Data-driven prediction of global river width

Large-scale river models typically parameterize channel shapes, i.e., bankfull width and depth, based on discharge (Q) or drainage basin area (A) with a power law model, or based on stream order with look-up tables. However, these are highly simplified representations of real-world channel geometry, which reflect our limited understanding of factors controlling its spatial variability and may lead to great uncertainty in global hydrologic/hydraulic modeling. During the past few years, progress in remote sensing has made available global snapshots of river planform geometry, which can potentially inform the channel shape parameterization in global river modeling and improve our understanding of what influences channel geometry variability.

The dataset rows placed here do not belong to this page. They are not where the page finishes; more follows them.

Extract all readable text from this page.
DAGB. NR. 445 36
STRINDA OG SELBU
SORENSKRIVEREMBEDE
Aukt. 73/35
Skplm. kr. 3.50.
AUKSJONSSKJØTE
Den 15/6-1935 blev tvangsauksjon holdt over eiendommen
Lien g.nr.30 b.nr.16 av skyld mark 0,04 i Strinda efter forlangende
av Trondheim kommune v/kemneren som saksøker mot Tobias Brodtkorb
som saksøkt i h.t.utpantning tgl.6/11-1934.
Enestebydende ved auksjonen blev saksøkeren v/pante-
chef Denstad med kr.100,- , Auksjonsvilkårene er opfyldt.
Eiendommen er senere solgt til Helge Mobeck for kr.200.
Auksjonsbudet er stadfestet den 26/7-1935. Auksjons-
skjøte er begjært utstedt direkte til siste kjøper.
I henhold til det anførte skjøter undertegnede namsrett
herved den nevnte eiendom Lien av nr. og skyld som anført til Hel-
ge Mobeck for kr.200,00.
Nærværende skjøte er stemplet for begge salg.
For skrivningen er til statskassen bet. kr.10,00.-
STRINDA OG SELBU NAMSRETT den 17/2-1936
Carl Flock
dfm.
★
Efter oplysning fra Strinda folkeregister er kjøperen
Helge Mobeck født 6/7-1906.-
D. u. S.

In this study, we first assess how well state-of-the-art river models capture the spatial variability of global river width by jointly using three recently available global databases: (1) the Global River Width from Landsat (GRWL), (2) a global river discharge database, and (3) MERIT-Hydro, a high-accuracy global DEM at 3-arcsec resolution. We find that only ~30% of the river width spatial variability can be explained using Q, A, or stream order as the single predictor, based on ~0.2 million reach-averaged river width data samples calculated from GRWL. Then, we propose a machine learning approach to estimate river width, taking into account physical and non-physical environmental covariates for river width estimation, including channel slope, sinuosity, latitude, elevation, climatic aridity, leaf area index (LAI), soil clay/silt/sand content, human water use (e.g., irrigation, industrial, domestic withdraw), and urban fraction. A random forest (RF) regressor is trained with 5-fold cross validation by incorporating these covariates, and the explained spatial variability of river width can be increased to ~70%. Beyond Q and A, covariates related to soil and channel sinuosity are found to have high feature importance, possibly related to their roles to indicate availability of sediment supply in the catchment. Results from this study may help complement the traditional hydraulic downstream theory from a data mining viewpoint, and eventually be used to improve channel shape parameterization in global river modeling.